Compact Multiband Meander-Line Microstrip Metamaterial Antenna with DGS and AI-Assisted Surrogate Analysis
Kanakanala Naga Venkata Khasim and
Boopalan Rajasekar
This paper presents the design, fabrication, and testing of a compact multiband microstrip patch antenna built on a low-cost FR-4 substrate. The antenna combines a meandered radiating line, a defected ground structure (DGS), and two types of metamaterial resonators - a Square Ring Resonator (SRR) and a Circular Complementary Split Ring Resonator (CCSRR), to achieve multiple operating bands in a small footprint.

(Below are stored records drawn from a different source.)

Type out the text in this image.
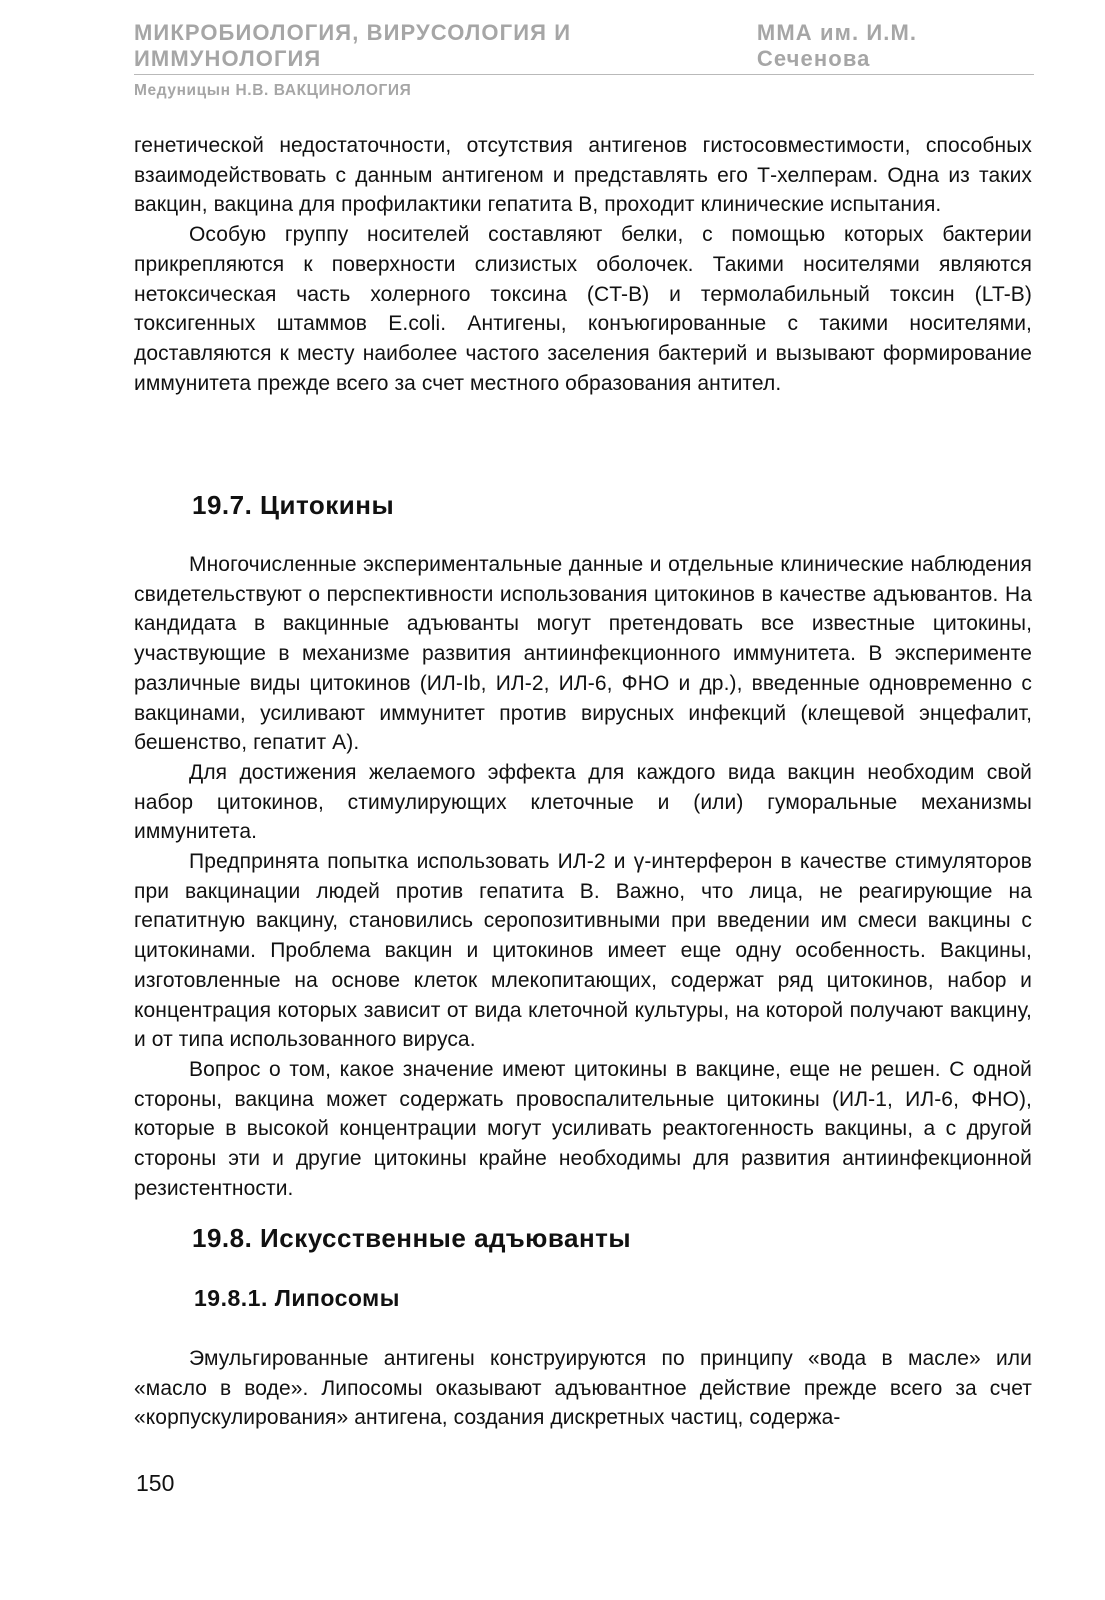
МИКРОБИОЛОГИЯ, ВИРУСОЛОГИЯ И ИММУНОЛОГИЯ
ММА им. И.М. Сеченова
Медуницын Н.В. ВАКЦИНОЛОГИЯ

генетической недостаточности, отсутствия антигенов гистосовместимости, способных взаимодействовать с данным антигеном и представлять его Т-хелперам. Одна из таких вакцин, вакцина для профилактики гепатита В, проходит клинические испытания.

Особую группу носителей составляют белки, с помощью которых бактерии прикрепляются к поверхности слизистых оболочек. Такими носителями являются нетоксическая часть холерного токсина (CT-B) и термолабильный токсин (LT-B) токсигенных штаммов E.coli. Антигены, конъюгированные с такими носителями, доставляются к месту наиболее частого заселения бактерий и вызывают формирование иммунитета прежде всего за счет местного образования антител.

19.7. Цитокины

Многочисленные экспериментальные данные и отдельные клинические наблюдения свидетельствуют о перспективности использования цитокинов в качестве адъювантов. На кандидата в вакцинные адъюванты могут претендовать все известные цитокины, участвующие в механизме развития антиинфекционного иммунитета. В эксперименте различные виды цитокинов (ИЛ-Ib, ИЛ-2, ИЛ-6, ФНО и др.), введенные одновременно с вакцинами, усиливают иммунитет против вирусных инфекций (клещевой энцефалит, бешенство, гепатит А).

Для достижения желаемого эффекта для каждого вида вакцин необходим свой набор цитокинов, стимулирующих клеточные и (или) гуморальные механизмы иммунитета.

Предпринята попытка использовать ИЛ-2 и γ-интерферон в качестве стимуляторов при вакцинации людей против гепатита В. Важно, что лица, не реагирующие на гепатитную вакцину, становились серопозитивными при введении им смеси вакцины с цитокинами. Проблема вакцин и цитокинов имеет еще одну особенность. Вакцины, изготовленные на основе клеток млекопитающих, содержат ряд цитокинов, набор и концентрация которых зависит от вида клеточной культуры, на которой получают вакцину, и от типа использованного вируса.

Вопрос о том, какое значение имеют цитокины в вакцине, еще не решен. С одной стороны, вакцина может содержать провоспалительные цитокины (ИЛ-1, ИЛ-6, ФНО), которые в высокой концентрации могут усиливать реактогенность вакцины, а с другой стороны эти и другие цитокины крайне необходимы для развития антиинфекционной резистентности.

19.8. Искусственные адъюванты
19.8.1. Липосомы

Эмульгированные антигены конструируются по принципу «вода в масле» или «масло в воде». Липосомы оказывают адъювантное действие прежде всего за счет «корпускулирования» антигена, создания дискретных частиц, содержа-

150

Full wave simulations in CST Studio Suite predict five resonant bands with reflection coefficient S11 below -10 dB over 2.420-8.216 GHz, with a minimum S11 of -22.24 dB at 3.452 GHz and an overall fractional bandwidth of 108.89 percent. To verify the design, a prototype was fabricated and characterised using a calibrated VNA (Vector Network Analyser). Measurements confirm five resonant bands at 1.871 GHz (S11 = -13.81 dB, 182 MHz bandwidth), 2.573 GHz (-10.10 dB, 52 MHz), 3.704 GHz (-10.27 dB, 65 MHz), 5.095 GHz (-12.11 dB, 676 MHz), and 9.957 GHz (-11.14 dB, 182 MHz). Simulated analysis also indicates stable directivity with a peak realized gain of approximately 2.12 dB at higher operating bands. To accelerate design evaluation, an Artificial Neural Network (ANN) surrogate model was trained on the measured S11 data. The ANN attains a root mean square error of 1.38 dB and a coefficient of determination R2 = 0.79, providing near-instantaneous S11 predictions with an approximate 96,500× speedup compared to full-wave electromagnetic simulations. The key contribution of this work is the coordinated use of a meander line for miniaturization, a DGS for bandwidth enhancement, and dual metamaterial loading to realize five distinct operating bands on a single, inexpensive FR-4 board. The proposed antennas operating bands collectively support LTE Band 3, 5G New Radio (NR) sub-6 GHz, IEEE 802.11a/n/acWLAN, and X-band IoT applications.